[webservices] A question of location ID, how to represent empty IDs in XML?

Mon Jul 28 09:24:36 PDT 2014

Hi Philip

Philip Crotwell [07/28/2014 03:37 PM]:
> Being on the cheap side of the Atlantic, I'll save us $0.00068 and
> make a stab at the underlying issue.:)
>
> Here, with lots of stuff cut out, is how a channel is "identified" in
> stationXML via the fdsn station web service at the IRIS DMC,
> http://service.iris.edu/fdsnws/station/1/query?net=GE&sta=UGM&cha=BHZ&level=channel&format=xml&nodata=404
>
> <Network code="GE" >
> <Station code="UGM">
> <Channel locationCode="  " code="BHZ">
>
> Another implementation of the same web service (not sure of url) gives
> back this:
>
> <Network code="GE" >
> <Station code="UGM">
> <Channel locationCode="" code="BHZ">
>
> with locationCode="" vs ="  " being the difference under consideration.

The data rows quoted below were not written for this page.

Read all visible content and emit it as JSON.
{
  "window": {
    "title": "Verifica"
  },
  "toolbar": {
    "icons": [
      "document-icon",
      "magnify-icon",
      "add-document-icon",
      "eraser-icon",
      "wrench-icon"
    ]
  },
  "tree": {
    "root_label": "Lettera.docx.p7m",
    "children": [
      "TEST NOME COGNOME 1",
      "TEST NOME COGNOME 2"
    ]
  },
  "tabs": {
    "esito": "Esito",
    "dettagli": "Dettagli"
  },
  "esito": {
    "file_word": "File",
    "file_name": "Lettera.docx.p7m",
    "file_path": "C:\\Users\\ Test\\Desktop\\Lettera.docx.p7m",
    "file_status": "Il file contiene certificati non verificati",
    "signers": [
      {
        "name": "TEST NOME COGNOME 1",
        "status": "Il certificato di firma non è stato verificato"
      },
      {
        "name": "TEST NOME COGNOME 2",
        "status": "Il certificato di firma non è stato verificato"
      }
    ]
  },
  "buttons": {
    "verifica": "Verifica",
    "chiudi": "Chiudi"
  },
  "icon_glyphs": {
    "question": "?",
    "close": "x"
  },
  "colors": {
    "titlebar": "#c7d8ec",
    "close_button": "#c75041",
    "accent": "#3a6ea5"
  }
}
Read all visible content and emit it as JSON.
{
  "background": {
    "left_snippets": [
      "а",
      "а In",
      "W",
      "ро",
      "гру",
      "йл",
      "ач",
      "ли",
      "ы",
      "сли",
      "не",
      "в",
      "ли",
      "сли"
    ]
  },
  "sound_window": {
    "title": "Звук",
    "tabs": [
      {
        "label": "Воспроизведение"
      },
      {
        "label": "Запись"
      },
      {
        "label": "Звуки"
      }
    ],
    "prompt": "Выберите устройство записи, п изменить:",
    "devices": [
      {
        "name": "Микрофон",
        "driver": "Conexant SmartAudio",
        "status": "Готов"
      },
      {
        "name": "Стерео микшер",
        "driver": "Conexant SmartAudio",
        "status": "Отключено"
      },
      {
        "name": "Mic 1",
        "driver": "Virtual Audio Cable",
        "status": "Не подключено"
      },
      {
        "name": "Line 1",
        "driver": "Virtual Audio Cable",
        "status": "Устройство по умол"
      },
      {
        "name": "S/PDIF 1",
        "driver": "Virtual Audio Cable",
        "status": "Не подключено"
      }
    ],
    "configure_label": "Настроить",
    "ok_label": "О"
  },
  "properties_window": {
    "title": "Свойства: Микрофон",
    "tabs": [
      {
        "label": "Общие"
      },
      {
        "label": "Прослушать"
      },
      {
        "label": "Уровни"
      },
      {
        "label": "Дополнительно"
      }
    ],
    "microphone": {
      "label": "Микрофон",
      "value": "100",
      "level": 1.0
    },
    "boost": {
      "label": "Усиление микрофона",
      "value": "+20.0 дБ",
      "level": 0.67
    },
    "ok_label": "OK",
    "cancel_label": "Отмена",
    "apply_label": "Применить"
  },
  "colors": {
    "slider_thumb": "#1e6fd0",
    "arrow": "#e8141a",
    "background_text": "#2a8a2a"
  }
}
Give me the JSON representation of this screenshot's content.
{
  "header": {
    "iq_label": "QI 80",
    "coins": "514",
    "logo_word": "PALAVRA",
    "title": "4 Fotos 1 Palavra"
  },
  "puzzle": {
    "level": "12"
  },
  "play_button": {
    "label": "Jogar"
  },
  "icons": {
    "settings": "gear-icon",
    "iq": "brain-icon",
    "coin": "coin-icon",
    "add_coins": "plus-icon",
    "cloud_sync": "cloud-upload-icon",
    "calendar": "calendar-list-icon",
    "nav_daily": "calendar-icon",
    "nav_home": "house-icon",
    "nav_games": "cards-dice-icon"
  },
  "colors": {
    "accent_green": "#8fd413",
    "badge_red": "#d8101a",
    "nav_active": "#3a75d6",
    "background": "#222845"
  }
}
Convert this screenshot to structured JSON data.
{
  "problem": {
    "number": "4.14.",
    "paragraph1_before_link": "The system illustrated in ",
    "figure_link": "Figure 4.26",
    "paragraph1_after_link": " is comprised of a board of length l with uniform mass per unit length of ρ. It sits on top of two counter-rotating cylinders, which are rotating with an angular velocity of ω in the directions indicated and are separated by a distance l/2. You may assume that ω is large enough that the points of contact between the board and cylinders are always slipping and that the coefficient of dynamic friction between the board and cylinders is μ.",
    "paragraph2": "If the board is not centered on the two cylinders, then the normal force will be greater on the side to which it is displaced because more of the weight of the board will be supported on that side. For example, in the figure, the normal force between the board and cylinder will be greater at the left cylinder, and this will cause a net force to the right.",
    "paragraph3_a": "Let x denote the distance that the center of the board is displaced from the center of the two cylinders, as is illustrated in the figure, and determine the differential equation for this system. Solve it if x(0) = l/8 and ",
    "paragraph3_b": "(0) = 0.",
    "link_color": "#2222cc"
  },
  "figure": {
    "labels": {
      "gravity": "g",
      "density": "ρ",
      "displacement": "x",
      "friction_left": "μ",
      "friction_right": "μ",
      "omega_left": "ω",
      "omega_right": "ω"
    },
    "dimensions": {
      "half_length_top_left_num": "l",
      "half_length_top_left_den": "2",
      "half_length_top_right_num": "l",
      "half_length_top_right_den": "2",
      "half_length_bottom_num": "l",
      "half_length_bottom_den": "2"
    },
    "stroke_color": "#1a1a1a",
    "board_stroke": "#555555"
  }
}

Exactly. Good that you provided this as example because we were already 
getting lost so deep within the details that we may have forgotten that 
this thread has just moved to this list and that it might not have been 
clear to everybody what the issue actually is...

Even few lines of XML can (sometimes) help make things clearer. ;)

> There are two basic issues being discussed (and yes, more beer would help!:)
>
> 1) Should all valid stationXML documents be required to use the exact
> same string of characters to represent the location id for this
> channel. This is would allow a comparison operation to be "simple" in
> that it can compare the attribute values without additional
> processing.

This would be ideal, but I think it is not realistic:

If "--" were introduced, it would be impossible not to keep supporting " 
  " and "" practically forever in order to maintain backward compatibility.

If "" were to become the preferred empty location code, we still have 
probably billions of instances of "  " out in the wild that should not 
be declared invalid.

The same is true for "  " resp. "".

In short some mapping is required anyway. Fortunately the mapping 
between "" and "  " is trivial by using methods like trim(), strip() or 
so (depending on the language). Most seismic data handling software 
already does it anyway because it's so obvious. For XML it's at least 
ObsPy and SeisComP. SEED readers that trim the location code include 
rdseed, libmseed and qlib2. All database engines provide a trim() 
method, so database queries are not a problem either.

if trim(loc1) == trim(loc2) ...

may be slightly more expensive in terms of CPU cycles than

if loc1 == loc2 ...

but I presume that this is nowhere a real issue. With the added benefit 
that the currently not strictly SEED compliant "  " location code is 
then within the valid range kind of automatically.

> 2) If we agree to 1), then what should those exact characters be? The
> current top choices are
>    a) empty=""
>    b) two spaces="  "
>    c) two dashes="--".
>
> 1) seems less controversial than 2) in that greater compatibility is
> generally seen as positive.

Compatibility is absolutely essential. This is probably the main reason 
why even after more than 10 years of discussion about new channel 
naming, there hasn't been any real progress AFAICS. And despite all 
shortcomings the current NSLC is really remarkable as it is accepted and 
used nearly everywhere. Don't put that at stake.

Thanks btw for your other comments about potential issues related to 
white space.

Cheers
Joachim